D.Md.: SW for drug evidence on a computer allowed cursory look at each file, and CP was validly found

Once officers were in defendant’s computer with a search warrant looking for drug evidence, they could cursorily look at each file, and, in the process found child pornography. [This is akin to a plain view.] With that, the search stopped, and another search warrant was sought for child pornography. This was all legal. United States v. Grinder, 2018 U.S. Dist. LEXIS 104117 (D. Md. June 21, 2018):

The Fourth Circuit has previously held that a forensic search of a laptop, authorized by a warrant, includes “the authority to open and cursorily view each file.” Williams, 592 F.3d at 523. Applying this reasoning here, the images of child pornography found in the course of analyzing the laptop need not be suppressed.
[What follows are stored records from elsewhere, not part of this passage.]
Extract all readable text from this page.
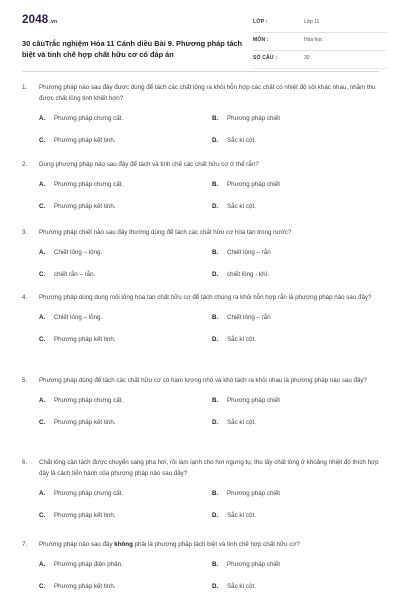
2048.vn
30 câuTrắc nghiệm Hóa 11 Cánh diều Bài 9. Phương pháp tách biệt và tinh chế hợp chất hữu cơ có đáp án
LỚP :	Lớp 11
MÔN :	Hóa học
SỐ CÂU :	30
1.	Phương pháp nào sau đây được dùng để tách các chất lỏng ra khỏi hỗn hợp các chất có nhiệt độ sôi khác nhau, nhằm thu được chất lỏng tinh khiết hơn?
A. Phương pháp chưng cất.	B. Phương pháp chiết
C. Phương pháp kết tinh.	D. Sắc kí cột.
2.	Dùng phương pháp nào sau đây để tách và tinh chế các chất hữu cơ ở thể rắn?
A. Phương pháp chưng cất.	B. Phương pháp chiết
C. Phương pháp kết tinh.	D. Sắc kí cột.
3.	Phương pháp chiết nào sau đây thường dùng để tách các chất hữu cơ hòa tan trong nước?
A. Chiết lỏng – lỏng.	B. Chiết lỏng – rắn
C. chiết rắn – rắn.	D. chiết lỏng - khí.
4.	Phương pháp dùng dung môi lỏng hòa tan chất hữu cơ để tách chúng ra khỏi hỗn hợp rắn là phương pháp nào sau đây?
A. Chiết lỏng – lỏng.	B. Chiết lỏng – rắn
C. Phương pháp kết tinh.	D. Sắc kí cột.
5.	Phương pháp dùng để tách các chất hữu cơ có hàm lượng nhỏ và khó tách ra khỏi nhau là phương pháp nào sau đây?
A. Phương pháp chưng cất.	B. Phương pháp chiết
C. Phương pháp kết tinh.	D. Sắc kí cột.
6.	Chất lỏng cần tách được chuyển sang pha hơi, rồi làm lạnh cho hơi ngưng tụ, thu lấy chất lỏng ở khoảng nhiệt độ thích hợp đây là cách tiến hành của phương pháp nào sau đây?
A. Phương pháp chưng cất.	B. Phương pháp chiết
C. Phương pháp kết tinh.	D. Sắc kí cột.
7.	Phương pháp nào sau đây không phải là phương pháp tách biệt và tinh chế hợp chất hữu cơ?
A. Phương pháp điện phân.	B. Phương pháp chiết
C. Phương pháp kết tinh.	D. Sắc kí cột.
Law enforcement was justified in forensically searching the laptop because the warrant authorized such a search, and because evidence of a drug crime, or the Minor Victim’s sexual abuse, could have been located anywhere on the laptop. In other words, “the observation of child pornography within several of [the laptop’s] files did not involve an intrusion on [Grinder’s] protected privacy interests beyond that already authorized by the warrant.” Williams, 592 F.3d at 523. And it was truly just an observation. Once the images were discovered, the search was immediately suspended pending a federal warrant specifically authorizing a search for child pornography. More still, if the images were lawfully observed, it was lawful for the magistrate judge to consider them when issuing the federal warrant, making the federal warrant valid, and so too the cell phone search it authorized.